1. A curved battery manufacturing method, comprising the following steps:

providing a strip-shape electrode sheet, which has two portions selected respectively as a positive portion and a negative portion, wherein a surface of said positive portion is applied with an anode coating, while surface of said negative portion is applied with a cathode coating, then a separation film is used to wrap said entire coated electrode sheet,

rolling said electrode sheet having separation film wrapped around along its long edge, so that a positive tab lead and a negative tab lead at the outermost ends of said electrode sheet, are on the outermost layer of roll body;

after rolling, said rolled electrode sheet is provided with three open side edges, including one side edge having said positive tab lead and said negative tab lead, and two side edges adjacent to said side edges, perform first sealing for said positive tab lead and said negative tab lead;

performing heating for the sack having three side edges sealed;

pouring in electrolyte fluid into the dried sack, and perform charging for said electrolyte fluid;

reopening said sealed side edge not having said positive tab lead and said negative tab lead;

performing vacuuming to remove excessive gas in said sack by means of negative pressure;

performing second sealing for opened side edge; and

bending said long-strip sack into an arc shape of uniform curvature.

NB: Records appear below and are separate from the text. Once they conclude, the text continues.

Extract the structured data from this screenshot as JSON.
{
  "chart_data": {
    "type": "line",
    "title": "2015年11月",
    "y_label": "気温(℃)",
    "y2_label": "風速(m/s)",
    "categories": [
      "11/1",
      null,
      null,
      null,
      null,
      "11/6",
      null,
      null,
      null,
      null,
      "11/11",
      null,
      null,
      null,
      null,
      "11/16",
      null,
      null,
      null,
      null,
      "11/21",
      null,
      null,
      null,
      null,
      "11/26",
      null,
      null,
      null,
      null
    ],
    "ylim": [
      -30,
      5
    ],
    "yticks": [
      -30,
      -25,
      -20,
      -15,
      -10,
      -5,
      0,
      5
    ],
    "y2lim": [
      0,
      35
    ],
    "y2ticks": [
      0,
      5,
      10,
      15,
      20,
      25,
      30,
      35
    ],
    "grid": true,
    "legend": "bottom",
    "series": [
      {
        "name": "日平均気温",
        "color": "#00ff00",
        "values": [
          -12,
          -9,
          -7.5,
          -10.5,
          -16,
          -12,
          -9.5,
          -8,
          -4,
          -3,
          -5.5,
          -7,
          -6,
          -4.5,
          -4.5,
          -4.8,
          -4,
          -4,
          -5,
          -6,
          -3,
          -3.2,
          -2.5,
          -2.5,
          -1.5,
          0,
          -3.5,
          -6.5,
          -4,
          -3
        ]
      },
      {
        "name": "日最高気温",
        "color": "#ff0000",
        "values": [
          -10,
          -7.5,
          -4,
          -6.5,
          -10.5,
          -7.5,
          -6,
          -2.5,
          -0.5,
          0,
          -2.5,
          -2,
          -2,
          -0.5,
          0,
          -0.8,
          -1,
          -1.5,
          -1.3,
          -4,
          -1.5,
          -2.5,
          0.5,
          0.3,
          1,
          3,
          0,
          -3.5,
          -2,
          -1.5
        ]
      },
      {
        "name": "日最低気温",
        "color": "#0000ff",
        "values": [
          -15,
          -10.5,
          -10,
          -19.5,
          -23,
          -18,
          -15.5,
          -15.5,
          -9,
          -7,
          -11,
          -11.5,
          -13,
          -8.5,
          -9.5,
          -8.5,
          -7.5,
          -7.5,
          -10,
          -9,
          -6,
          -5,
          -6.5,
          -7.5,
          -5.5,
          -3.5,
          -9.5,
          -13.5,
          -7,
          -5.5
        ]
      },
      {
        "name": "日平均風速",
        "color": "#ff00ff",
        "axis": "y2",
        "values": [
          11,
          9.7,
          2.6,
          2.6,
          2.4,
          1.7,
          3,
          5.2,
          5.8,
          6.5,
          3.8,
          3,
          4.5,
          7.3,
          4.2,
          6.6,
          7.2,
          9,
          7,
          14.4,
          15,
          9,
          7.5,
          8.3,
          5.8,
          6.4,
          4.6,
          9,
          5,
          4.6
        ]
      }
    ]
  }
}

2. The curved battery manufacturing method as claimed in claim 1, wherein said anode coating is made of lithium cobalt oxide coating, while the cathode coating is made of graphite.

3. The curved battery manufacturing method as claimed in claim 1, wherein said first sealing is to seal said side edge having said positive tab lead and said negative tab lead, and said adjacent side edge not having said positive tab lead and said negative tab lead.

4. The curved battery manufacturing method as claimed in claim 3, wherein temperature for said first seal is 210˜230° C., with a duration of 2.5 sec˜3.5 sec.

5. The curved battery manufacturing method as claimed in claim 3, wherein temperature for heating said sack having three side edges sealed is 75° C., for a duration of 11˜13 hours.

6. The curved battery manufacturing method as claimed in claim 3, wherein temperature for pouring in electrolyte fluid is 25±5° C.

7. The curved battery manufacturing method as claimed in claim 3, wherein said vacuum is greater than 90%.

8. The curved battery manufacturing method as claimed in claim 3, wherein said positive tab lead and said negative tab lead are extended in a direction parallel to long edge of said electrode sheet.

9. The curved battery manufacturing method as claimed in claim 1, wherein said positive tab lead and said negative tab lead are welded perpendicular to direction of said positive electrode and said negative electrode.

10. A curved battery, provided with a long-strip shape main body, and is characterized in that, said main body has a uniform curvature.

11. The curved battery as claimed in claim 10, wherein said curved battery is provided with a positive tab lead and a negative tab lead, extended in a direction parallel to a long side of said main body.